Look at mapping quality, CIGAR string and NM tag (edit distance) in the SAM file:
cut -f5-6,12- hisat2.sam | more
Or for the BAM file:
samtools view hisat2.bam | cut -f5-6,12- | more
Mapping short reads to a reference using STAR
How many RNA-seq read pairs were provided as input to STAR?
768 pairs (768*2 = 1536 reads)
(From Log.final.out, or input FASTQ file)
How many of those read pairs were mapped by STAR?
738, sum of
733 uniquely mapped
5 multimapped
(From Log.final.out)
How many reads were uniquely mapped, i.e. mapped to one genomic location?
1466
This can be obtained from Log.final.out (2 * 733 uniqely mapped reads).
Or by running:
grep -cw 'NH:i:1' Aligned.out.sam
Or on a BAM file:
samtools view star.bam | grep -cw 'NH:i:1'
In general, do the alignments seem to be good? I.e. do they cover the entire reads and contain few mismatches?
Yes.
See Log.final.out, in particular "Average mapped length" and "Mismatch rate per base".
Can also use samtools (see the answer to the corresponding question for HISAT above).

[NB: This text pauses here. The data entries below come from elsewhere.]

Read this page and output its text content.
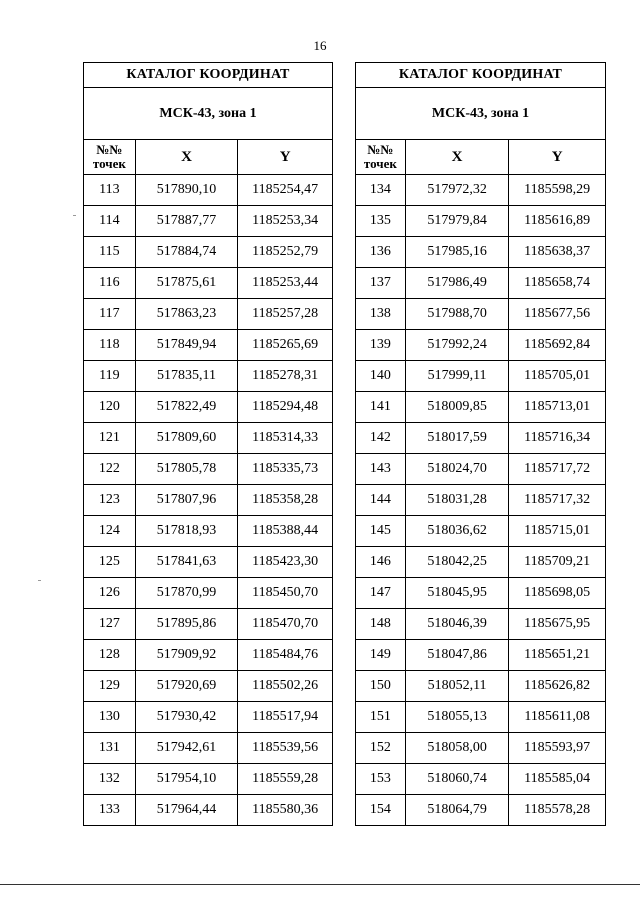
16
КАТАЛОГ КООРДИНАТ		
МСК-43, зона 1		
№№ точек	X	Y
113	517890,10	1185254,47
114	517887,77	1185253,34
115	517884,74	1185252,79
116	517875,61	1185253,44
117	517863,23	1185257,28
118	517849,94	1185265,69
119	517835,11	1185278,31
120	517822,49	1185294,48
121	517809,60	1185314,33
122	517805,78	1185335,73
123	517807,96	1185358,28
124	517818,93	1185388,44
125	517841,63	1185423,30
126	517870,99	1185450,70
127	517895,86	1185470,70
128	517909,92	1185484,76
129	517920,69	1185502,26
130	517930,42	1185517,94
131	517942,61	1185539,56
132	517954,10	1185559,28
133	517964,44	1185580,36
КАТАЛОГ КООРДИНАТ		
МСК-43, зона 1		
№№ точек	X	Y
134	517972,32	1185598,29
135	517979,84	1185616,89
136	517985,16	1185638,37
137	517986,49	1185658,74
138	517988,70	1185677,56
139	517992,24	1185692,84
140	517999,11	1185705,01
141	518009,85	1185713,01
142	518017,59	1185716,34
143	518024,70	1185717,72
144	518031,28	1185717,32
145	518036,62	1185715,01
146	518042,25	1185709,21
147	518045,95	1185698,05
148	518046,39	1185675,95
149	518047,86	1185651,21
150	518052,11	1185626,82
151	518055,13	1185611,08
152	518058,00	1185593,97
153	518060,74	1185585,04
154	518064,79	1185578,28
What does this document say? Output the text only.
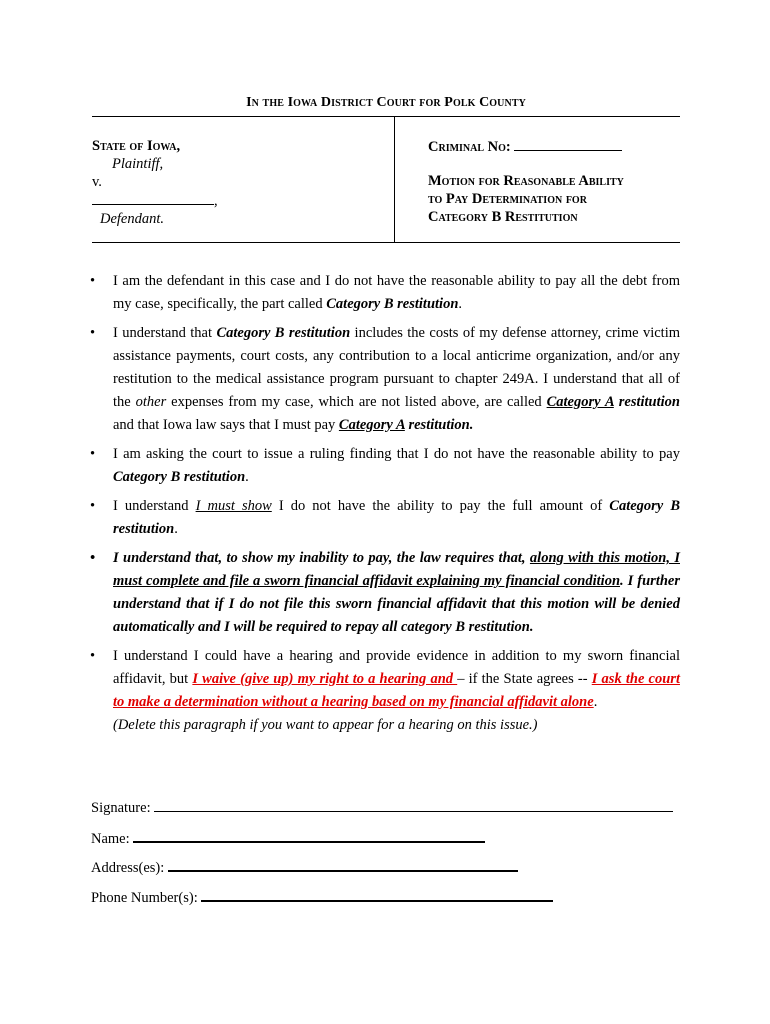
In the Iowa District Court for Polk County
State of Iowa,
Plaintiff,
v.
,
Defendant.
Criminal No:
Motion for Reasonable Ability
to Pay Determination for
Category B Restitution
• I am the defendant in this case and I do not have the reasonable ability to pay all the debt from my case, specifically, the part called Category B restitution.
• I understand that Category B restitution includes the costs of my defense attorney, crime victim assistance payments, court costs, any contribution to a local anticrime organization, and/or any restitution to the medical assistance program pursuant to chapter 249A. I understand that all of the other expenses from my case, which are not listed above, are called Category A restitution and that Iowa law says that I must pay Category A restitution.
• I am asking the court to issue a ruling finding that I do not have the reasonable ability to pay Category B restitution.
• I understand I must show I do not have the ability to pay the full amount of Category B restitution.
• I understand that, to show my inability to pay, the law requires that, along with this motion, I must complete and file a sworn financial affidavit explaining my financial condition. I further understand that if I do not file this sworn financial affidavit that this motion will be denied automatically and I will be required to repay all category B restitution.
• I understand I could have a hearing and provide evidence in addition to my sworn financial affidavit, but I waive (give up) my right to a hearing and – if the State agrees -- I ask the court to make a determination without a hearing based on my financial affidavit alone.
(Delete this paragraph if you want to appear for a hearing on this issue.)
Signature:
Name:
Address(es):
Phone Number(s):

Converting SAM files to BAM files
Does the output from samtools flagstat confirm any of your answers to the questions in the HISAT2 and STAR sections above?
Kind of. Note that several of the numbers refer to the number of mappings (not reads) and there can be several mappings per read.
Load the the BAM files with HISAT2 and STAR results into IGV. Go to the RAB11FIP5 locus. Have HISAT2 and STAR mapped the reads in a similar way?
Yes.
Detailed examination of the read alignments in IGV should indicate if the RNA-seq data is strand-specific. Is it?
No.
Right-click on the track name, choose "Color alignments by" -> "First of pair strand".
If the data is strand-specific, one color should dominate for every gene (depending on the strand of the gene).